House panel backs bill to scrap floating prices for money funds
The House Financial Services Committee has advanced a bill that would eliminate some of the strictures placed on the $2.8 trillion money market mutual fund industry in the wake of the financial crisis.
The legislation, which was opposed by Fidelity Investments, Vanguard, BlackRock and other major asset managers, would repeal a 2014 requirement that the riskiest funds allow their share prices to float, rather than maintain a stable $1 value. The panel’s action clears the way for a House vote on the measure.
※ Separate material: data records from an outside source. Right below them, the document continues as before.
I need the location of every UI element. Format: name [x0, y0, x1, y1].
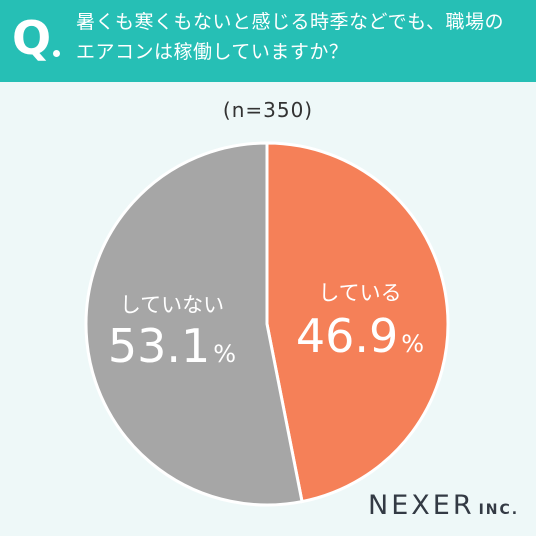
slice-label: していない	[120, 293, 224, 317]
slice-label: している	[318, 281, 401, 305]
brand-name: NEXER	[368, 490, 475, 521]
question-text: 暑くも寒くもないと感じる時季などでも、職場の エアコンは稼働していますか？	[76, 7, 526, 67]
sample-size: (n=350)	[222, 98, 314, 122]
brand-logo: NEXER INC.	[368, 490, 519, 521]
question-mark-dot	[53, 50, 60, 57]
slice-value: 46.9%	[296, 309, 424, 363]
question-line-2: エアコンは稼働していますか？	[76, 41, 349, 63]
question-mark: Q	[12, 11, 52, 65]
brand-suffix: INC.	[478, 502, 520, 518]
slice-shiteinai	[84, 141, 304, 507]
slice-shiteiru	[265, 141, 450, 504]
slice-value: 53.1%	[108, 319, 236, 373]
question-header: Q 暑くも寒くもないと感じる時季などでも、職場の エアコンは稼働していますか？	[0, 0, 536, 82]
question-line-1: 暑くも寒くもないと感じる時季などでも、職場の	[76, 11, 505, 33]
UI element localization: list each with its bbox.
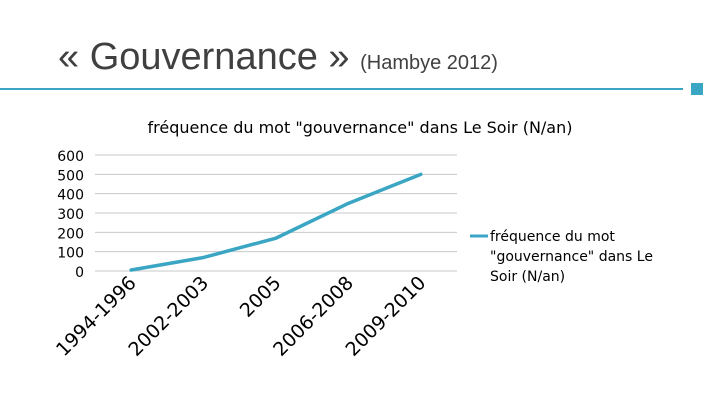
series-layer	[129, 172, 423, 272]
y-tick-label: 0	[75, 265, 84, 281]
legend-label: fréquence du mot "gouvernance" dans Le Soi…	[490, 229, 653, 285]
title-underline-square	[691, 83, 703, 95]
x-tick-label: 2005	[236, 272, 286, 322]
series-line	[129, 172, 423, 272]
y-tick-label: 100	[57, 246, 84, 262]
legend: fréquence du mot "gouvernance" dans Le Soi…	[470, 229, 653, 285]
slide-title-text: « Gouvernance »	[58, 36, 350, 78]
slide-subtitle: (Hambye 2012)	[360, 52, 498, 74]
chart-title: fréquence du mot "gouvernance" dans Le S…	[147, 118, 573, 137]
y-tick-label: 500	[57, 168, 84, 184]
y-tick-label: 300	[57, 207, 84, 223]
slide-title: « Gouvernance » (Hambye 2012)	[58, 36, 498, 79]
y-tick-label: 600	[57, 149, 84, 165]
gridlines	[95, 154, 457, 272]
y-tick-label: 200	[57, 226, 84, 242]
y-axis-tick-labels: 0 100 200 300 400 500 600	[57, 149, 84, 281]
y-tick-label: 400	[57, 188, 84, 204]
title-underline	[0, 88, 683, 90]
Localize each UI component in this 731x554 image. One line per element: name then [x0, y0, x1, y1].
Representative Keith Rothfus, a Pennsylvania Republican who sponsored the legislation, said it aims to fix a “misguided Securities and Exchange Commission rule” that has disrupted markets and also caused municipal borrowing costs to rise. He said more than 60 lawmakers, both Democrats and Republicans, were co-sponsors of the bill.
While the prospects for passage in the Senate are dim, the 34-21 committee vote is a victory for Federated Investors, which has a large money fund business and has been fighting the SEC regulation for years. The Pittsburgh-based firm joined with state treasurers, pension funds and other businesses to form the Coalition for Investor Choice to lobby for the bill.
Other fund companies disputed the group’s contention that the SEC rule was responsible for increased borrowing costs for cities and towns. In a paper distributed on Capitol Hill, Vanguard attributed the rise to the Federal Reserve’s decision to boost interest rates.
“The coincidental timing of these increases and of money market reform has led to misidentification of the true causation of higher municipal yields,” Vanguard wrote.
Mutual fund firms and ICI had mostly opposed the SEC’s move to require the floating share price, but they told lawmakers changing the rule would be expensive and potentially troubling to the markets.
“The new regulatory regime involved substantial and costly operational changes implemented on a very aggressive timetable, but money market funds and the money markets have adjusted,” ICI President Paul Schott Stevens wrote in a Jan. 12 letter to committee members. “The consensus of our member leadership is that reopening these reforms is not appropriate or desirable.”
Commission staffers are probing how broker-dealers are handling ETFs and the extent to which investors understand the risks of the funds.
SEC Chairman Jay Clayton, in a letter last year to Representative Carolyn Maloney, also urged caution, noting that the agency’s rule had only been fully put in place in October 2016. “I am concerned that making major changes at this time could be disruptive to the short-term funding markets,” Clayton wrote.
The SEC’s reforms came in response to a September 2008 run on the Reserve Primary Fund after its share price dropped below $1, causing investors to withdraw money at other funds and helping freeze credit markets. The Treasury Department was ultimately forced to stem the panic by temporarily guaranteeing shareholders against losses.
Among the lawmakers voting against the legislation were Representatives Bill Huizenga, the Michigan Republican who leads the Financial Services capital markets subcommittee, and New York’s Maloney, the panel’s top Democrat.
“I oppose this bill because I think it rolls back one of the most important post-crisis reforms we made,” Maloney said.